Matthews pulled his foot away.
"Beat it," he told the thing. On the whole, he liked cats. "Scram."
A broad-breasted, tough-looking, gray-haired woman came through the door and took the cat in her arms.
"Jackie," she said to it. "Hey, Jackie, watcha doin' in the chapel?" She was wearing a ski outfit and a New England Patriots watch cap. "Watcha doin', huh?"
A hack beside the chapel door said, "Hi, Sister."
"Hiya, Charlie." She stroked the cat under its chin and looked at Matthews. "Hiya, bub. Lawyer, are ya?"
"That's me," Matthews said.
The woman was called Sister Sophia. She was a nun or an ex-nun; Matthews had never got it quite clear. She functioned as a social worker, employed by one of the neighboring service agencies, and as the prison's Catholic chaplain. For her part, she seemed a jolly soul. She had seen him many times before but seemed never to be able to distinguish one lawyer from another.

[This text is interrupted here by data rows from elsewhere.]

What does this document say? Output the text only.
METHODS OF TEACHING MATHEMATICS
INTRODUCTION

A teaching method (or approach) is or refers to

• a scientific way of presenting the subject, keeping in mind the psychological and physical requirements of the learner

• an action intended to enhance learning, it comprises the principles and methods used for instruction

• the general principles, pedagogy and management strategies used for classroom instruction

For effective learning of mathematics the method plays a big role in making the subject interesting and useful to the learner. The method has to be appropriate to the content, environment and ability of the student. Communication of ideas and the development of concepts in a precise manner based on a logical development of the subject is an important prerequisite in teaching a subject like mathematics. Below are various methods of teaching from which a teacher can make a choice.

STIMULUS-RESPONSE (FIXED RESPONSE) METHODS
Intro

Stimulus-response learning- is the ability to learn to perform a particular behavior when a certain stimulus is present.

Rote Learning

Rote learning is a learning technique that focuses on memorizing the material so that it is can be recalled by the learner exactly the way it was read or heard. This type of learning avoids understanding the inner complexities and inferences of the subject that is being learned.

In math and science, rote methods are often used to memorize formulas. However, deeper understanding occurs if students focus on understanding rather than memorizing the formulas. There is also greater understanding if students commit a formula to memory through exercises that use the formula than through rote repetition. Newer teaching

With the cat slung across her forearm, she looked over the chapel, where the young psychologist was carefully wrapping her tarot deck in a beige silk handkerchief.
"I see something I don't like," the nun said. She carried the cat out through an open metal door, released it into the office area and came back. "I see a lot of superstitious — I don't want to use the S-word!"